CVE-2019-5536

Name of the Vulnerable Software and Affected Versions VMware ESXi versions 6.7 before ESXi670-201908101-SG VMware ESXi versions 6.5 before ESXi650-201910401-SG VMware Workstation versions 15.x before 15.5.0 VMware Fusion versions 11.x before 11.5.0

Description The issue is related to a denial-of-service vulnerability in the shader functionality of the 3D graphics component. This vulnerability can be exploited by attackers with normal user privileges to create a denial-of-service condition on their own virtual machine, but it requires access to a virtual machine with 3D graphics enabled. The 3D graphics functionality is not enabled by default on ESXi but is enabled by default on Workstation and Fusion. The vulnerability is also associated with insufficient input validation, which could allow a remote attacker to cause a denial-of-service condition.

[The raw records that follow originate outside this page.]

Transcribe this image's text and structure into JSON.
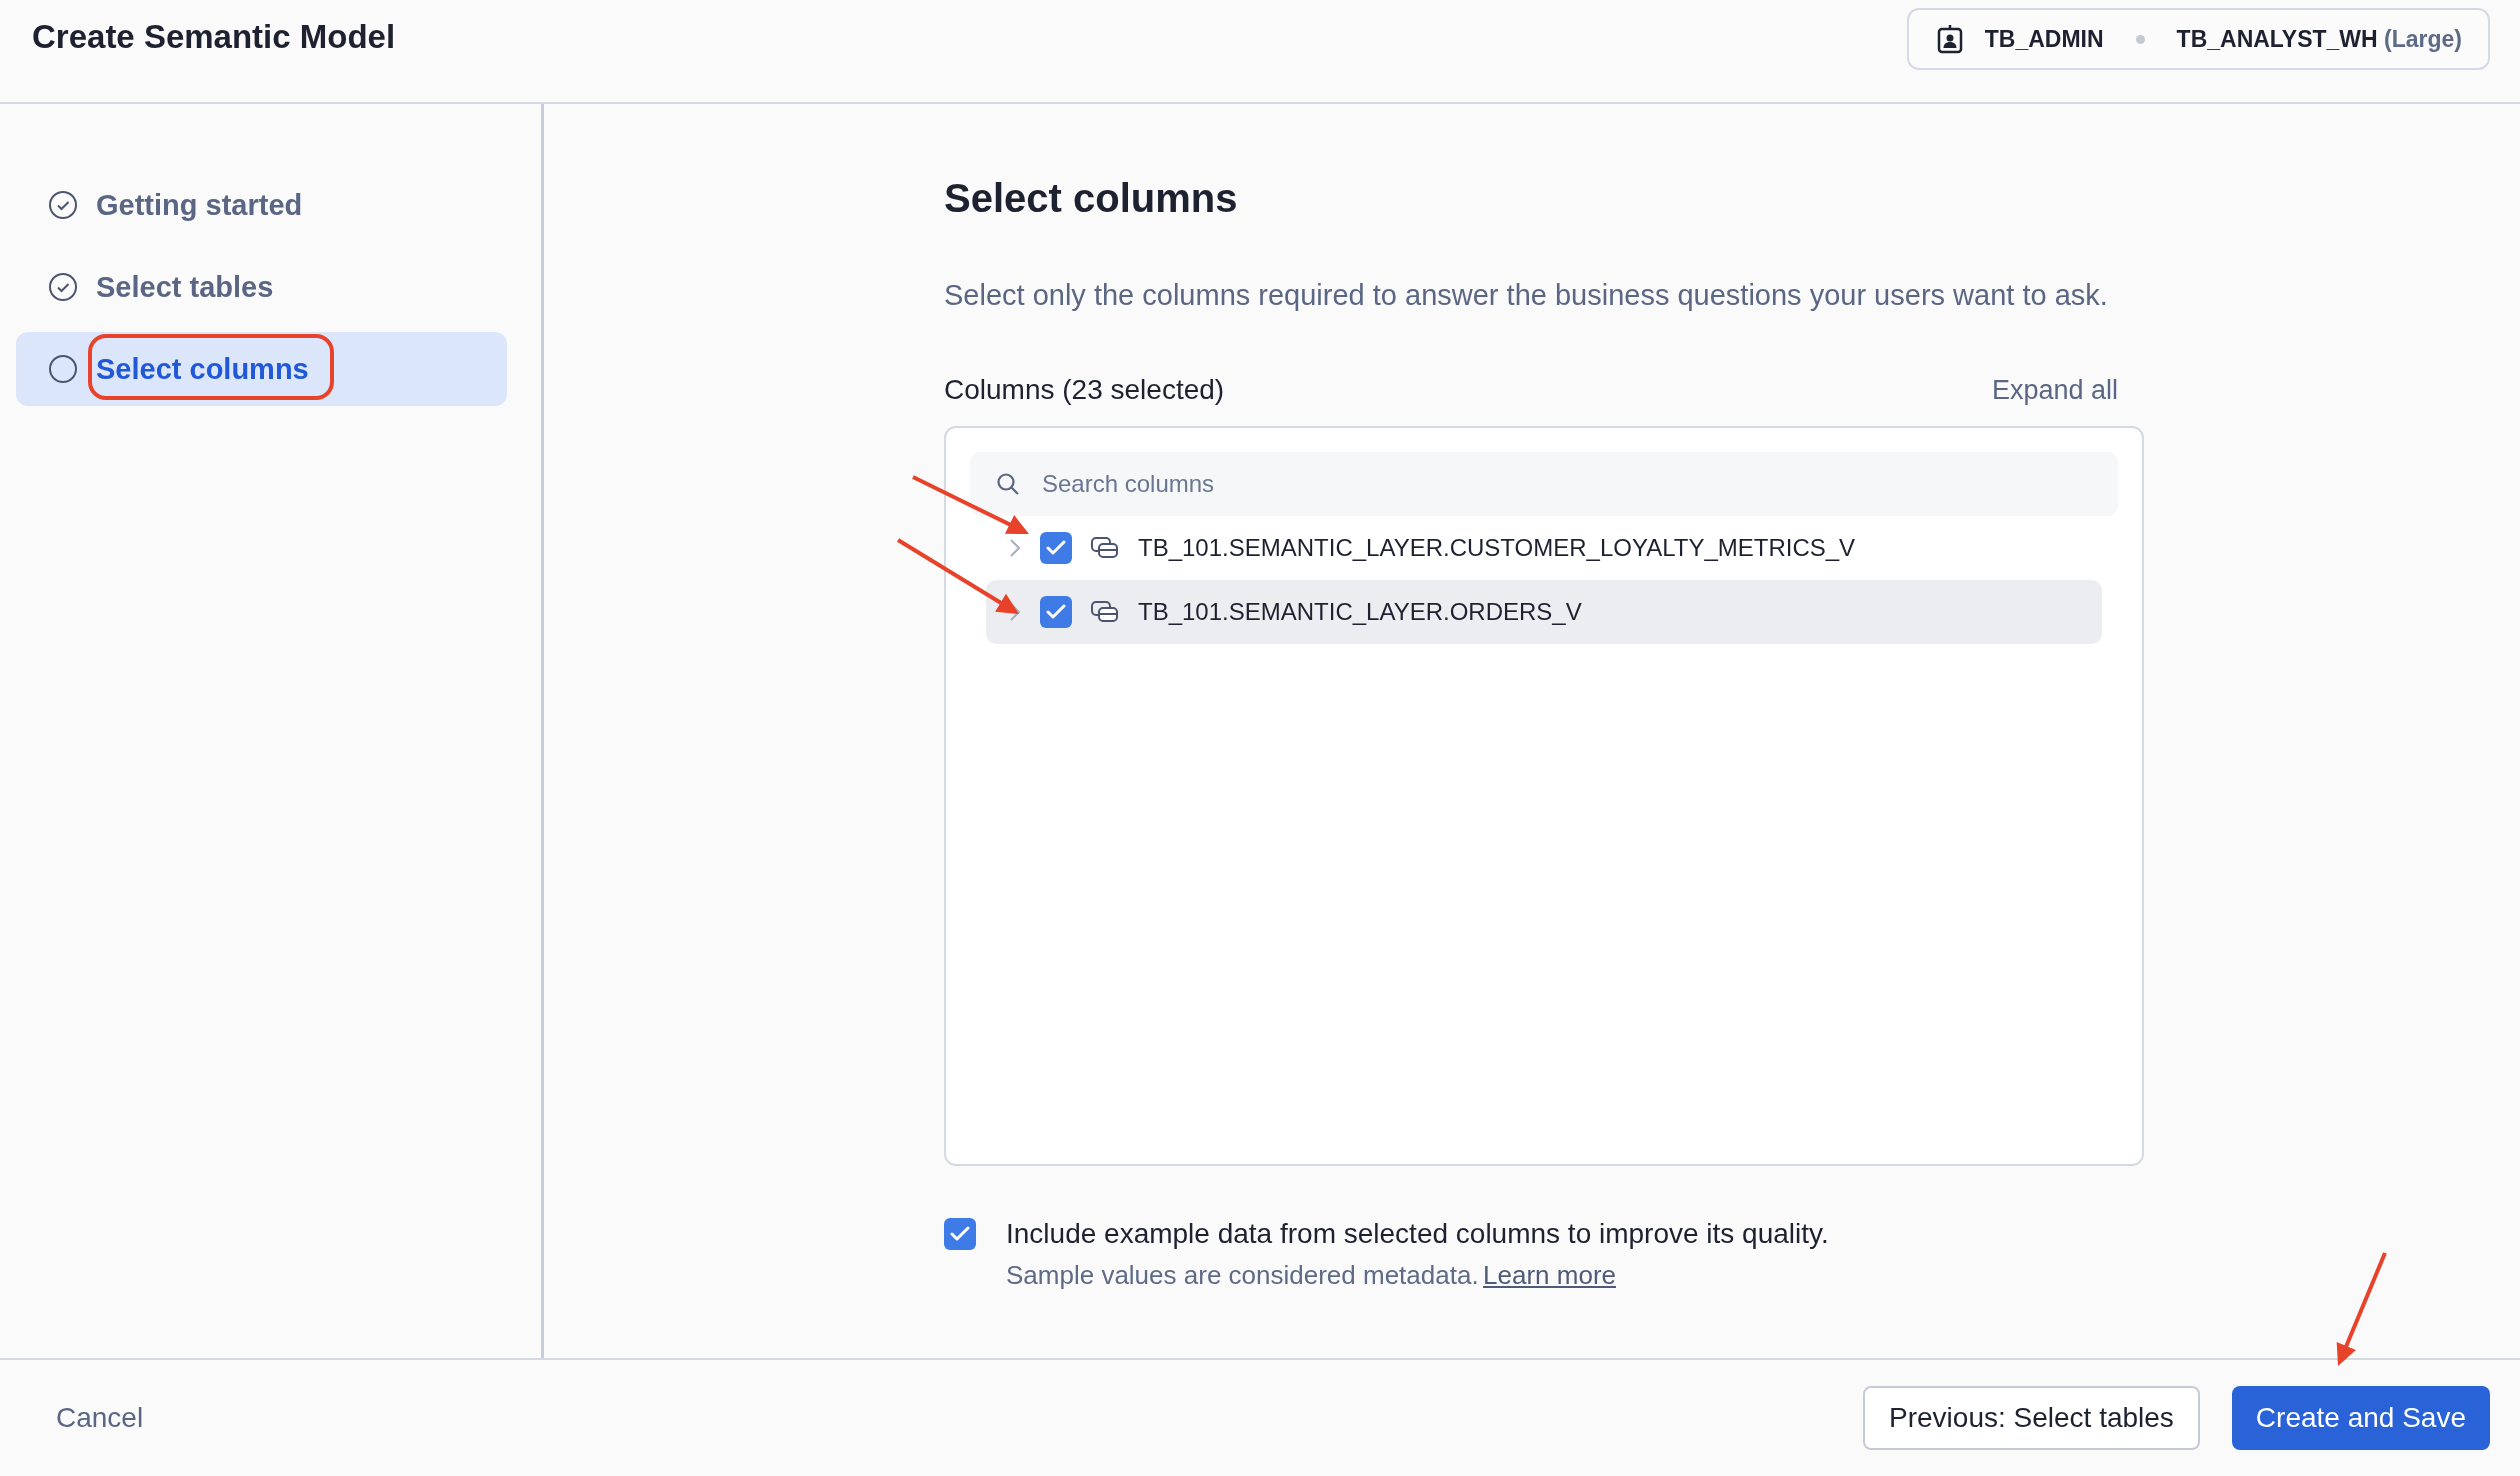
{
  "header": {
    "title": "Create Semantic Model",
    "role": "TB_ADMIN",
    "warehouse": "TB_ANALYST_WH",
    "warehouse_size": "(Large)"
  },
  "steps": [
    {
      "label": "Getting started",
      "completed": true,
      "selected": false
    },
    {
      "label": "Select tables",
      "completed": true,
      "selected": false
    },
    {
      "label": "Select columns",
      "completed": false,
      "selected": true
    }
  ],
  "content": {
    "title": "Select columns",
    "description": "Select only the columns required to answer the business questions your users want to ask.",
    "columns_label": "Columns (23 selected)",
    "expand_all": "Expand all",
    "search": {
      "placeholder": "Search columns"
    },
    "tables": [
      {
        "name": "TB_101.SEMANTIC_LAYER.CUSTOMER_LOYALTY_METRICS_V",
        "checked": true,
        "expanded": false,
        "selected": false
      },
      {
        "name": "TB_101.SEMANTIC_LAYER.ORDERS_V",
        "checked": true,
        "expanded": false,
        "selected": true
      }
    ],
    "include_example": {
      "checked": true,
      "label": "Include example data from selected columns to improve its quality.",
      "note": "Sample values are considered metadata.",
      "link": "Learn more"
    }
  },
  "footer": {
    "cancel": "Cancel",
    "previous": "Previous: Select tables",
    "create": "Create and Save"
  }
}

Recommendations For VMware ESXi version 6.7, update to ESXi670-201908101-SG or later. For VMware ESXi version 6.5, update to ESXi650-201910401-SG or later. For VMware Workstation version 15.x, update to 15.5.0 or later. For VMware Fusion version 11.x, update to 11.5.0 or later. As a temporary workaround, consider disabling the 3D graphics functionality on affected virtual machines until a patch is applied.